Made in Dagenham is based on the true story of the Ford sewing machinists’ strike of 1968, which became key to the passing of the Equal Pay Act two years later. Not surprisingly given the subject matter, it’s a feel-good show with some rousing musical numbers and a finale that simultaneously reminds us how far we’ve come and unashamedly commands us to get on our feet and face up to the challenges still ahead.
The Dartford Amateur Operatic and Dramatic Society (DAODS) are one of the first amateur groups in the South East to get the rights to perform Made in Dagenham, which closed in the West End in 2015 after a well-received but relatively short run starring Gemma Arterton. And they’ve proved themselves more than worthy of the honour by producing another excellent show, with director Alex Campbell making her Orchard directorial debut in swinging 60s style.
The story follows Rita O’Grady (Stephanie Trott), a Ford machinist who finds herself the unwitting leader of the strike after a dispute over pay scales turns into something much bigger. Facing off against the male-dominated unions, the might of Ford – represented by one very unpleasant American – and the disapproval of her husband Eddie (Alex Freeman), Rita and her girls take their struggle all the way to the top, rubbing shoulders with prime minister Harold Wilson (John Woodley) and Employment Secretary Barbara Castle (Julia Bull) on their way to winning over the TUC conference with an impassioned plea for equality.
Let’s be clear about one thing: this is not a serious or, I suspect, hugely accurate depiction of the events surrounding the strike. Nor is it particularly balanced – the opening number says it all: “If you want something done, ask a busy woman… cos you’re wasting your time asking a man.” Later, when he forgets their 10th wedding anniversary, Eddie offers as an explanation: “I’m just a man with a foolish brain.” The show at times tiptoes very close to the line between cheering for women and putting down men, but is always good humoured enough to pull it back at the last minute.

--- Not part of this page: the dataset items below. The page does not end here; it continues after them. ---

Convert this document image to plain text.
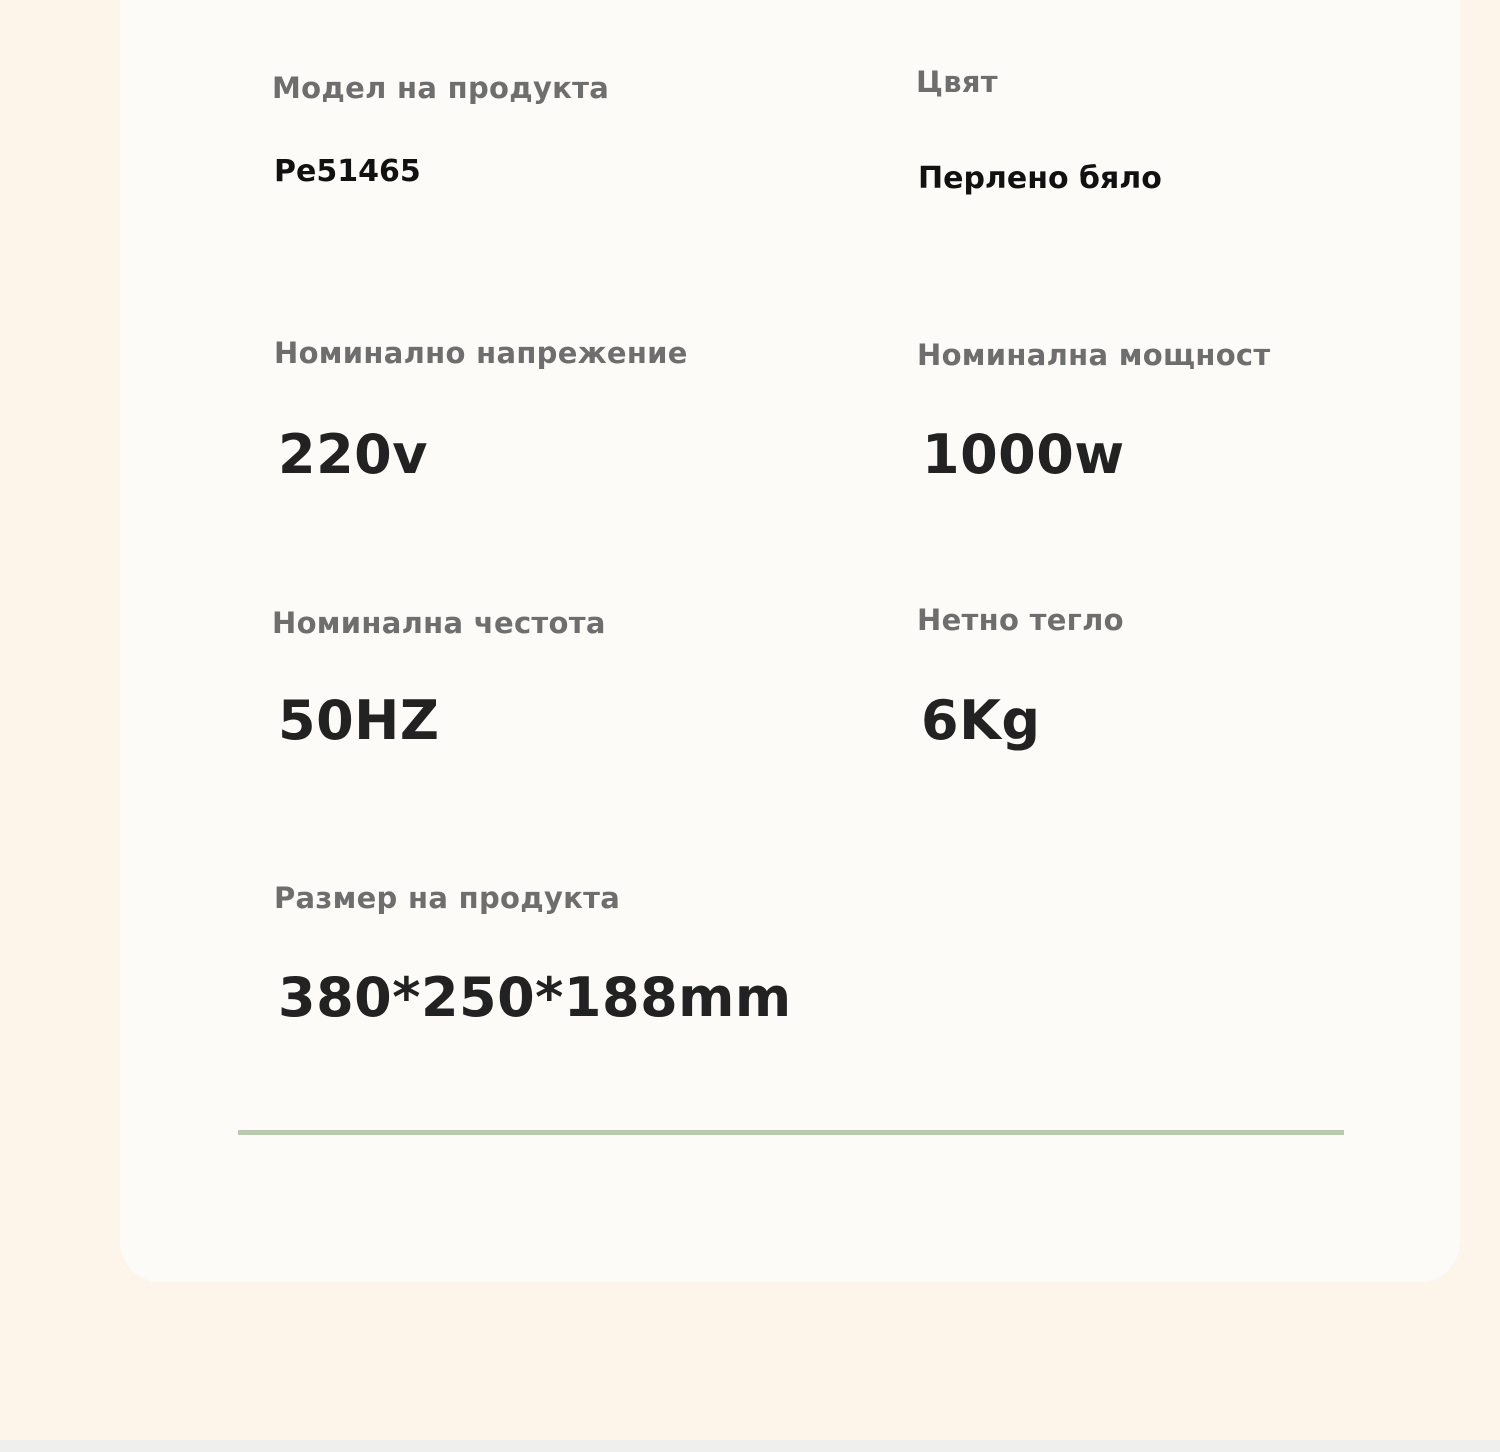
Модел на продукта
Pe51465
Цвят
Перлено бяло
Номинално напрежение
220v
Номинална мощност
1000w
Номинална честота
50HZ
Нетно тегло
6Kg
Размер на продукта
380*250*188mm
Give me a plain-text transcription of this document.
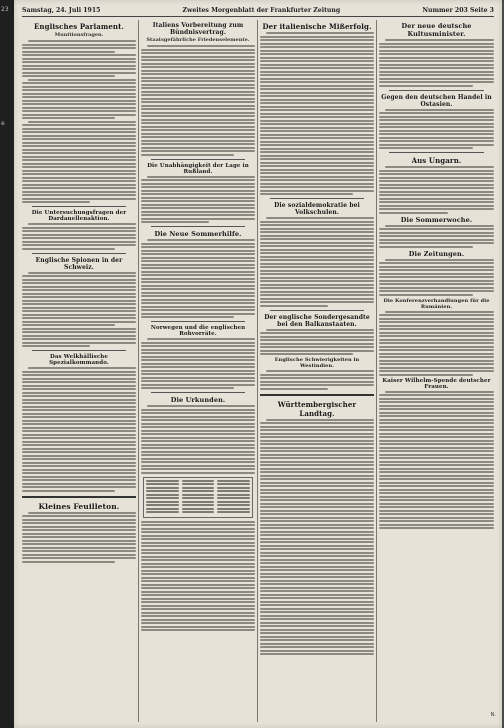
23
e
Samstag, 24. Juli 1915	Zweites Morgenblatt der Frankfurter Zeitung	Nummer 203 Seite 3
Englisches Parlament.
Munitionsfragen.
Die Untersuchungsfragen der Dardanellenaktion.
Englische Spionen in der Schweiz.
Das Welkhällische Spezialkommando.
Kleines Feuilleton.
Italiens Vorbereitung zum Bündnisvertrag.
Staatsgefährliche Friedenselemente.
Die Unabhängigkeit der Lage in Rußland.
Die Neue Sommerhilfe.
Norwegen und die englischen Rohvorräte.
Die Urkunden.
Der italienische Mißerfolg.
Die sozialdemokratie bei Volkschulen.
Der englische Sondergesandte bei den Balkanstaaten.
Englische Schwierigkeiten in Westindien.
Württembergischer Landtag.
Der neue deutsche Kultusminister.
Gegen den deutschen Handel in Ostasien.
Aus Ungarn.
Die Sommerwoche.
Die Zeitungen.
Die Konferenzverhandlungen für die Rumänien.
Kaiser Wilhelm-Spende deutscher Frauen.
N.
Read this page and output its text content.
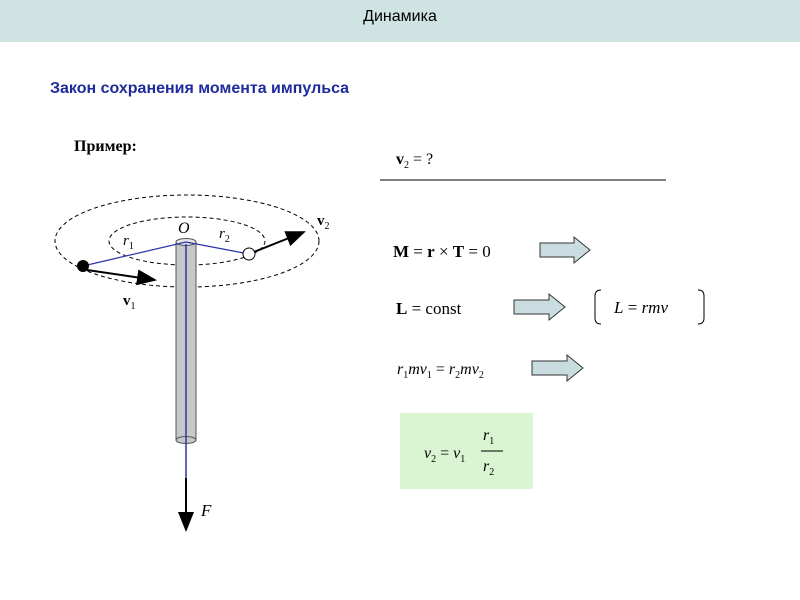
Динамика
Закон сохранения момента импульса
Пример:
O
$r_1$
$r_2$
$v_1$
$v_2$
F
$v_2$ = ?
M = r × T = 0
L = const	L = rmv
$r_1mv_1 = r_2mv_2$
$v_2 = v_1$
$r_1$
$r_2$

Leading lady Stephanie Trott is an experienced musical theatre performer, and it shows; she’s perfectly at ease and totally genuine both as the bubbly wife, mother and friend, and as the feisty activist – we could easily have been watching her on a West End stage. Alex Freeman, a DAODS veteran of over 10 years, offers great support as husband Eddie, really coming into his own in Act 2 with a heartfelt rendition of The Letter. And there are great – if surreal – comic performances from John Woodley as Harold Wilson, unflatteringly portrayed as a sort of man-child who’s terrified of women (and indeed any kind of responsibility) and Alex Tyrrell, who’s brilliantly bitchy as the cowboy American boss flown in to put down the revolt. Most importantly for a show that’s about solidarity, the whole cast has great chemistry and the big ensemble numbers are real highlights in an already brilliant show.
From the moment the curtain rises, there’s no doubt what era we’re in; the set and costumes are right on the money and transport us instantly to the swinging 60s. My only minor gripe about the production is that there are occasional sound issues; in the factory scenes the background chatter becomes slightly overpowering, and a few of the lyrics get lost when the band’s in full swing.
Made in Dagenham is a slightly bonkers little show in many ways, but that’s not necessarily a bad thing. The show has some catchy tunes and a cheeky, self-deprecating sense of humour, and it makes us realise how lucky we are to have had battles like this fought for us long before we were even born, even as we understand there’s still work to do. Best of all: the show may have been made in Dagenham – but DAODS was made in Dartford, and they’ve done us proud.
Made in Dagenham is at the Orchard Theatre until 29th April.